Myanmar panel probing Rohingya crisis pledges independence

Myanmar panel probing Rohingya crisis pledges independence
Philippine diplomat Rosario Manalo talks during a press briefing at a hotel in Naypyitaw, Myanmar Thursday, Aug. 16, 2018. Government-appointed Rakhine panel tasked to investigate allegations of human rights abuses in Rakhine State has been set up in response to demands from the international community for a proper investigation into last year’s events that saw 700,000 Rohingya Muslims flee Rakhine state for Bangladesh. (AP Photo/Aung Shine Oo)

NAYPYITAW, Myanmar (AP) — Members of a commission established by Myanmar’s government to investigate human rights violations in western Rakhine state, from which 700,000 members of the Muslim Rohingya minority fled brutal army operations, have pledged to be impartial.

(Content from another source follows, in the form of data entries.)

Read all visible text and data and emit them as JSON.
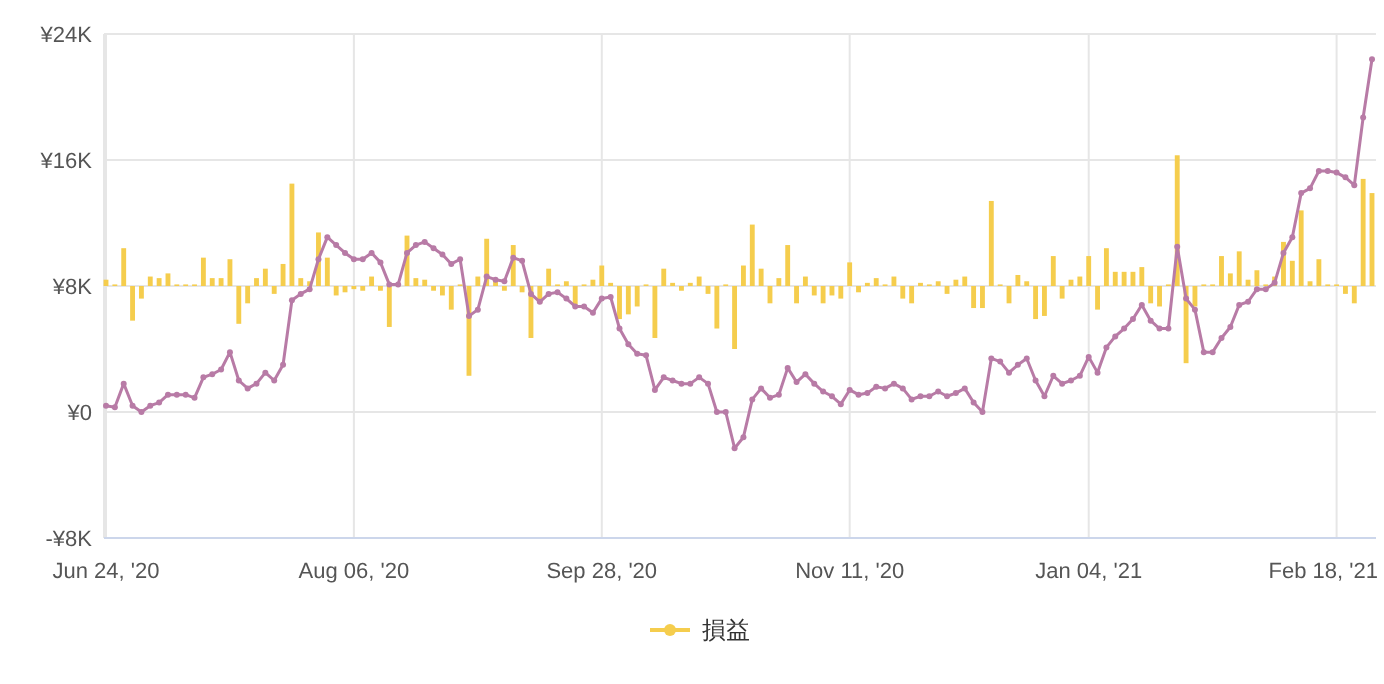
{
  "chart_data": {
    "type": "bar",
    "categories": [
      "Jun 24, '20",
      null,
      null,
      null,
      null,
      null,
      null,
      null,
      null,
      null,
      null,
      null,
      null,
      null,
      null,
      null,
      null,
      null,
      null,
      null,
      null,
      null,
      null,
      null,
      null,
      null,
      null,
      null,
      "Aug 06, '20",
      null,
      null,
      null,
      null,
      null,
      null,
      null,
      null,
      null,
      null,
      null,
      null,
      null,
      null,
      null,
      null,
      null,
      null,
      null,
      null,
      null,
      null,
      null,
      null,
      null,
      null,
      null,
      "Sep 28, '20",
      null,
      null,
      null,
      null,
      null,
      null,
      null,
      null,
      null,
      null,
      null,
      null,
      null,
      null,
      null,
      null,
      null,
      null,
      null,
      null,
      null,
      null,
      null,
      null,
      null,
      null,
      null,
      "Nov 11, '20",
      null,
      null,
      null,
      null,
      null,
      null,
      null,
      null,
      null,
      null,
      null,
      null,
      null,
      null,
      null,
      null,
      null,
      null,
      null,
      null,
      null,
      null,
      null,
      null,
      null,
      null,
      "Jan 04, '21",
      null,
      null,
      null,
      null,
      null,
      null,
      null,
      null,
      null,
      null,
      null,
      null,
      null,
      null,
      null,
      null,
      null,
      null,
      null,
      null,
      null,
      null,
      null,
      null,
      null,
      null,
      null,
      "Feb 18, '21",
      null,
      null,
      null,
      null
    ],
    "series": [
      {
        "name": "損益",
        "color": "#f5cd4d",
        "base": [
          8000,
          8000,
          8000,
          8000,
          8000,
          8000,
          8000,
          8000,
          8000,
          8000,
          8000,
          8000,
          8000,
          8000,
          8000,
          8000,
          8000,
          8000,
          8000,
          8000,
          8000,
          8000,
          8000,
          8000,
          8000,
          8000,
          8000,
          8000,
          8000,
          8000,
          8000,
          8000,
          8000,
          8000,
          8000,
          8000,
          8000,
          8000,
          8000,
          8000,
          8000,
          8000,
          8000,
          8000,
          8000,
          8000,
          8000,
          8000,
          8000,
          8000,
          8000,
          8000,
          8000,
          8000,
          8000,
          8000,
          8000,
          8000,
          8000,
          8000,
          8000,
          8000,
          8000,
          8000,
          8000,
          8000,
          8000,
          8000,
          8000,
          8000,
          8000,
          8000,
          8000,
          8000,
          8000,
          8000,
          8000,
          8000,
          8000,
          8000,
          8000,
          8000,
          8000,
          8000,
          8000,
          8000,
          8000,
          8000,
          8000,
          8000,
          8000,
          8000,
          8000,
          8000,
          8000,
          8000,
          8000,
          8000,
          8000,
          8000,
          8000,
          8000,
          8000,
          8000,
          8000,
          8000,
          8000,
          8000,
          8000,
          8000,
          8000,
          8000,
          8000,
          8000,
          8000,
          8000,
          8000,
          8000,
          8000,
          8000,
          8000,
          8000,
          8000,
          8000,
          8000,
          8000,
          8000,
          8000,
          8000,
          8000,
          8000,
          8000,
          8000,
          8000,
          8000,
          8000,
          8000,
          8000,
          8000,
          8000,
          8000,
          8000,
          8000,
          8000
        ],
        "values": [
          400,
          100,
          2400,
          -2200,
          -800,
          600,
          500,
          800,
          100,
          100,
          100,
          1800,
          500,
          500,
          1700,
          -2400,
          -1100,
          500,
          1100,
          -500,
          1400,
          6500,
          500,
          300,
          3400,
          1800,
          -600,
          -400,
          -200,
          -300,
          600,
          -300,
          -2600,
          100,
          3200,
          500,
          400,
          -300,
          -600,
          -1500,
          100,
          -5700,
          600,
          3000,
          400,
          -300,
          2600,
          -400,
          -3300,
          -1100,
          1100,
          100,
          300,
          -1200,
          100,
          400,
          1300,
          200,
          -2100,
          -1800,
          -1300,
          100,
          -3300,
          1100,
          200,
          -300,
          200,
          600,
          -500,
          -2700,
          100,
          -4000,
          1300,
          3900,
          1100,
          -1100,
          500,
          2600,
          -1100,
          600,
          -600,
          -1100,
          -600,
          -800,
          1500,
          -400,
          200,
          500,
          100,
          600,
          -800,
          -1100,
          200,
          100,
          300,
          -500,
          400,
          600,
          -1400,
          -1400,
          5400,
          100,
          -1100,
          700,
          300,
          -2100,
          -1900,
          1900,
          -800,
          400,
          600,
          1900,
          -1500,
          2400,
          900,
          900,
          900,
          1200,
          -1100,
          -1300,
          100,
          8300,
          -4900,
          -1300,
          100,
          100,
          1900,
          800,
          2200,
          400,
          1000,
          100,
          600,
          2800,
          1600,
          4800,
          300,
          1700,
          100,
          100,
          -500,
          -1100,
          6800,
          5900
        ]
      },
      {
        "type": "line",
        "color": "#b87ba6",
        "values": [
          400,
          300,
          1800,
          400,
          0,
          400,
          600,
          1100,
          1100,
          1100,
          900,
          2200,
          2400,
          2700,
          3800,
          2000,
          1500,
          1800,
          2500,
          2000,
          3000,
          7100,
          7500,
          7800,
          9700,
          11100,
          10600,
          10100,
          9700,
          9700,
          10100,
          9500,
          8100,
          8100,
          10100,
          10600,
          10800,
          10400,
          10000,
          9400,
          9700,
          6100,
          6500,
          8600,
          8400,
          8300,
          9800,
          9600,
          7500,
          7000,
          7500,
          7600,
          7200,
          6700,
          6700,
          6300,
          7200,
          7300,
          5300,
          4300,
          3700,
          3600,
          1400,
          2200,
          2000,
          1800,
          1800,
          2200,
          1800,
          0,
          0,
          -2300,
          -1600,
          800,
          1500,
          900,
          1100,
          2800,
          1900,
          2400,
          1800,
          1300,
          1000,
          500,
          1400,
          1100,
          1200,
          1600,
          1500,
          1800,
          1500,
          800,
          1000,
          1000,
          1300,
          1000,
          1200,
          1500,
          600,
          0,
          3400,
          3200,
          2500,
          3000,
          3400,
          2000,
          1000,
          2300,
          1800,
          2000,
          2300,
          3500,
          2500,
          4100,
          4800,
          5300,
          5900,
          6800,
          5800,
          5300,
          5300,
          10500,
          7200,
          6500,
          3800,
          3800,
          4700,
          5400,
          6800,
          7000,
          7800,
          7800,
          8200,
          10100,
          11100,
          13900,
          14200,
          15300,
          15300,
          15200,
          14900,
          14400,
          18700,
          22400
        ]
      }
    ],
    "ylim": [
      -8000,
      24000
    ],
    "yticks": [
      {
        "value": -8000,
        "label": "-¥8K"
      },
      {
        "value": 0,
        "label": "¥0"
      },
      {
        "value": 8000,
        "label": "¥8K"
      },
      {
        "value": 16000,
        "label": "¥16K"
      },
      {
        "value": 24000,
        "label": "¥24K"
      }
    ],
    "grid": true,
    "legend": "bottom",
    "marker": "circle",
    "line_style": "solid"
  }
}
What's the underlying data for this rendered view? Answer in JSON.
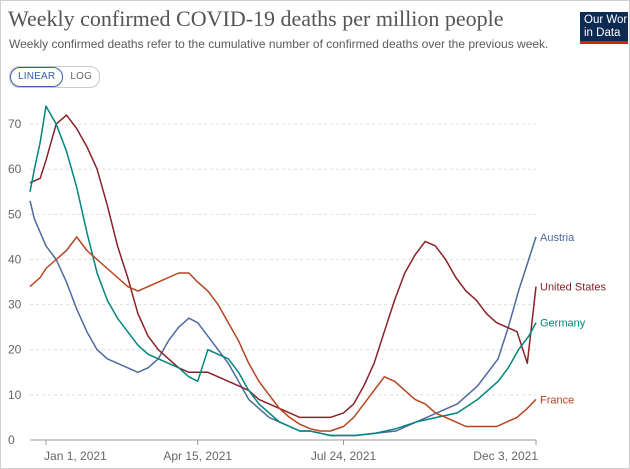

The Independent Commission of Enquiry held its first formal meeting Thursday in the capital, Naypyitaw, a day after holding talks with the country’s leader, State Counsellor Aung San Suu Kyi.

The commission’s chairwoman, former Philippine diplomat Rosario Manolo, said at a news conference that the panel will be “independent, impartial and neutral.”

The commission was established after rights groups called for the International Criminal Court to investigate alleged abuses by the army against the Rohingya, including murder, mass rape and the destruction of villages.